On a related note, President Xi is expected to travel to Pyongyang in the coming weeks, potentially laying the groundwork for a subsequent Trump-Kim Jong-un meeting. In January 2019, Kim visited Xi in Beijing after Trump asked Xi on the sidelines of the December 2018 G20 summit in Buenos Aires to help facilitate a meeting with the North Korean leader. That Xi-Kim Beijing meeting laid the groundwork for the subsequent Trump-Kim meeting in Hanoi in February 2019.
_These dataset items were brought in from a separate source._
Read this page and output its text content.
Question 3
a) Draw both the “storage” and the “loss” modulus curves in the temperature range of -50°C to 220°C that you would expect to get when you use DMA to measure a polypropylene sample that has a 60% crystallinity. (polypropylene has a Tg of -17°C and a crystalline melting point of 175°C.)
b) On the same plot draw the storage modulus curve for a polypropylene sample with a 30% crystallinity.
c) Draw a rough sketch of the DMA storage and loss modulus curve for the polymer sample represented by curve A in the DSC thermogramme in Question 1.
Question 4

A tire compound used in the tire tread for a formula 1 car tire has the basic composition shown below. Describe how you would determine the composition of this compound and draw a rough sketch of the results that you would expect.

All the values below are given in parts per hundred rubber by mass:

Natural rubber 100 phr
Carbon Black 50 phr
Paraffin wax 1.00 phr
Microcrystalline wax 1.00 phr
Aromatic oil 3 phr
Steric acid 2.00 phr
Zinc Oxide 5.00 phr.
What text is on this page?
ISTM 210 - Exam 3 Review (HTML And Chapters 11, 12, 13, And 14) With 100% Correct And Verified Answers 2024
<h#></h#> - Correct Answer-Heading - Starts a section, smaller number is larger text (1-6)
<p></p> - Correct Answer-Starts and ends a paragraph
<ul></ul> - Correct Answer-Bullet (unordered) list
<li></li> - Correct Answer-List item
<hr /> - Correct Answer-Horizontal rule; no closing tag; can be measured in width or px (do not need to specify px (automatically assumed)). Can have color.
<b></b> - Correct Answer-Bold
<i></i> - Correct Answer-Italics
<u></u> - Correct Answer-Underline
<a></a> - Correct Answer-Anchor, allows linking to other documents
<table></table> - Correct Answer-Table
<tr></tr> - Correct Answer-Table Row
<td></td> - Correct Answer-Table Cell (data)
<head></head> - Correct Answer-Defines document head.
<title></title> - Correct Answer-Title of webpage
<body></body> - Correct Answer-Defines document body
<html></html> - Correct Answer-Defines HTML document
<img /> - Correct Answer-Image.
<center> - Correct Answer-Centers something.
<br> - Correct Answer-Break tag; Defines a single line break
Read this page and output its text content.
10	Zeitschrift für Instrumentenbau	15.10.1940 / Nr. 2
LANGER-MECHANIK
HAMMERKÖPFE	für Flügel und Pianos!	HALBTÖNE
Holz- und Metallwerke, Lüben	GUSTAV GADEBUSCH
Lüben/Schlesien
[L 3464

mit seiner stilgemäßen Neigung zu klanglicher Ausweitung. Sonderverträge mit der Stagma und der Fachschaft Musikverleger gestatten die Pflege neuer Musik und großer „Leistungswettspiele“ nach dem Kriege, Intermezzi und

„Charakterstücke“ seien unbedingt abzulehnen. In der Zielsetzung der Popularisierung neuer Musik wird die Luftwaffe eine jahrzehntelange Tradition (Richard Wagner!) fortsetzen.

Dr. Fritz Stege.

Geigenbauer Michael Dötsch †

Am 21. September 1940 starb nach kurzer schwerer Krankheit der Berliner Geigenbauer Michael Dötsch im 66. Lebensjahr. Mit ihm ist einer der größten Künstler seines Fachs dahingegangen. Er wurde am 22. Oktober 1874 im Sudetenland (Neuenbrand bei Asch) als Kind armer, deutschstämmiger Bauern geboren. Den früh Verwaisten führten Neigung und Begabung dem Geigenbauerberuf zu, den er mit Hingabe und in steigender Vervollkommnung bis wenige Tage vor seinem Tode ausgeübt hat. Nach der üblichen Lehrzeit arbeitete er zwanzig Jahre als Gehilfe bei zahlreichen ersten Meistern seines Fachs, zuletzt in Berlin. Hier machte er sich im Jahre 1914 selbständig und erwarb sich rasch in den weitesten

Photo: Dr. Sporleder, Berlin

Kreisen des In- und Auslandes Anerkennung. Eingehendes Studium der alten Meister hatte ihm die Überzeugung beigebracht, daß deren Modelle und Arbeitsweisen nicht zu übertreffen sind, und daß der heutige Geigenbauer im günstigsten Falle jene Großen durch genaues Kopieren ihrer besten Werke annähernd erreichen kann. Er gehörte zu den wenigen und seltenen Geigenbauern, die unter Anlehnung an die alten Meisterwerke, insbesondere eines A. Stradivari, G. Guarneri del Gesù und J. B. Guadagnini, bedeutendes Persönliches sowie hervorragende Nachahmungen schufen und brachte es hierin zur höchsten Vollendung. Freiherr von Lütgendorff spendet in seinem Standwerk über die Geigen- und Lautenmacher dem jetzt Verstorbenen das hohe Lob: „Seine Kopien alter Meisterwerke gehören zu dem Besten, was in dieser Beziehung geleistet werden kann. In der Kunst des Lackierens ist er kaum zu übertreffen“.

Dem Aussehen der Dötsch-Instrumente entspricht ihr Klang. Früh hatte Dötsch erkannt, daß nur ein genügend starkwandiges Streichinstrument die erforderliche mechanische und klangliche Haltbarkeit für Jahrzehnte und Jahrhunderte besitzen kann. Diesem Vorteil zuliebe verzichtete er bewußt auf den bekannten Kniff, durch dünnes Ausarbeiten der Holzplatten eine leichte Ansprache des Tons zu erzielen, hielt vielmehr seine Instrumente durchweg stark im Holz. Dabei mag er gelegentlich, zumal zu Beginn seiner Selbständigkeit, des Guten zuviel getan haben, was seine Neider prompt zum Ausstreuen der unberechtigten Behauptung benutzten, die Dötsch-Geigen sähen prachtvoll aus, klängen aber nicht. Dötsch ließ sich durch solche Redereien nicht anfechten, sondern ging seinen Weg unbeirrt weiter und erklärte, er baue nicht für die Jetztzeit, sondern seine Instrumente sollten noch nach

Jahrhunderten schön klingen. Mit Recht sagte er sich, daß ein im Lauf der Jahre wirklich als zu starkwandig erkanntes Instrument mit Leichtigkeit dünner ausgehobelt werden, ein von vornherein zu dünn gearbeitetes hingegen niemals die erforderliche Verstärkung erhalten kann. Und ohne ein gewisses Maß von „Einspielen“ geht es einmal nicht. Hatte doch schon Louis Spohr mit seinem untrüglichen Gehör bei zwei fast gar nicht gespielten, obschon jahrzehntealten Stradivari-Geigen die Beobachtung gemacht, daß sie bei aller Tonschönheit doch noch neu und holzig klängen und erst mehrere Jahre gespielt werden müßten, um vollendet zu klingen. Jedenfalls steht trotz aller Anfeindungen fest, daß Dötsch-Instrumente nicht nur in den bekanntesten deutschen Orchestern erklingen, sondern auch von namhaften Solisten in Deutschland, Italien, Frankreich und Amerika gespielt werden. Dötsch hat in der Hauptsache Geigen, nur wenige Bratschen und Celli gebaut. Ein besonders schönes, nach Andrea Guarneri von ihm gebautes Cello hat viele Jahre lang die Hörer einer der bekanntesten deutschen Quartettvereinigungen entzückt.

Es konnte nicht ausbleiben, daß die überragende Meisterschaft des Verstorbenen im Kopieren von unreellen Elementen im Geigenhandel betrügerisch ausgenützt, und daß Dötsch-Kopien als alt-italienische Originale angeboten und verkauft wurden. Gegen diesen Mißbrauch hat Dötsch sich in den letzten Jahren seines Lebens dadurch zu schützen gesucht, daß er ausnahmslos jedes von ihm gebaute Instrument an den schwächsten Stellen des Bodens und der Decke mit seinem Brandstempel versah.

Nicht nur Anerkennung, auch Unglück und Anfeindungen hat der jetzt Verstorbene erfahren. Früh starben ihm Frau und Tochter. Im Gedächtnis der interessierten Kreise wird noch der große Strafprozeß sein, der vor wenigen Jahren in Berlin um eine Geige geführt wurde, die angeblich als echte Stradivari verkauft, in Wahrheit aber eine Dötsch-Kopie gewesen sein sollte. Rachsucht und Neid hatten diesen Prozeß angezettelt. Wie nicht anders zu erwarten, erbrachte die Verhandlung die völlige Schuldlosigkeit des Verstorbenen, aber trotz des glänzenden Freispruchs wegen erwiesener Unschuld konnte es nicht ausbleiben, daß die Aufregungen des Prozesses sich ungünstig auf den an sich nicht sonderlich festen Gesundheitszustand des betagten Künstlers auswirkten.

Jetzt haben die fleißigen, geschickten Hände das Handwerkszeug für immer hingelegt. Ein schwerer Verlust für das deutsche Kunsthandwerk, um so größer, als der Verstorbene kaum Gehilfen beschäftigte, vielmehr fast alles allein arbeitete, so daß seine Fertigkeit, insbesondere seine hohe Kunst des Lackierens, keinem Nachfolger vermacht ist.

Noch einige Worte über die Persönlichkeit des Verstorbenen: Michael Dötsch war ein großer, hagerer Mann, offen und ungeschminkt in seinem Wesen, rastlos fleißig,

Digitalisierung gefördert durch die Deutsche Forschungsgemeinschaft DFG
The U.S. and China also exchanged views and reiterated their positions on Taiwan, and held detailed discussions on the administration’s controversial arms sales package. The future status of the arms sales package remains an open question. While the package — a massive one featuring advanced command and control systems, surface-to-air missiles, radars, and counter-drone capabilities — is currently being held “in abeyance,” it is unlikely to serve as a “very good negotiating chip” vis-à-vis Beijing. For one, doing so would violate the U.S.’ own One China Policy, which prohibits linking Taiwan arms sales to negotiations with Beijing. Second, it would establish an unprecedented linkage between arms sales and commercial or political matters in the context of cross-strait relations. On the other hand, a presidential endorsement of a high-profile arms package to Taiwan could severely disrupt plans for Xi’s high-stakes White House visit on September 24. Trump is clearly in a difficult position, and his response — whichever way it goes — will reveal much about his China priorities.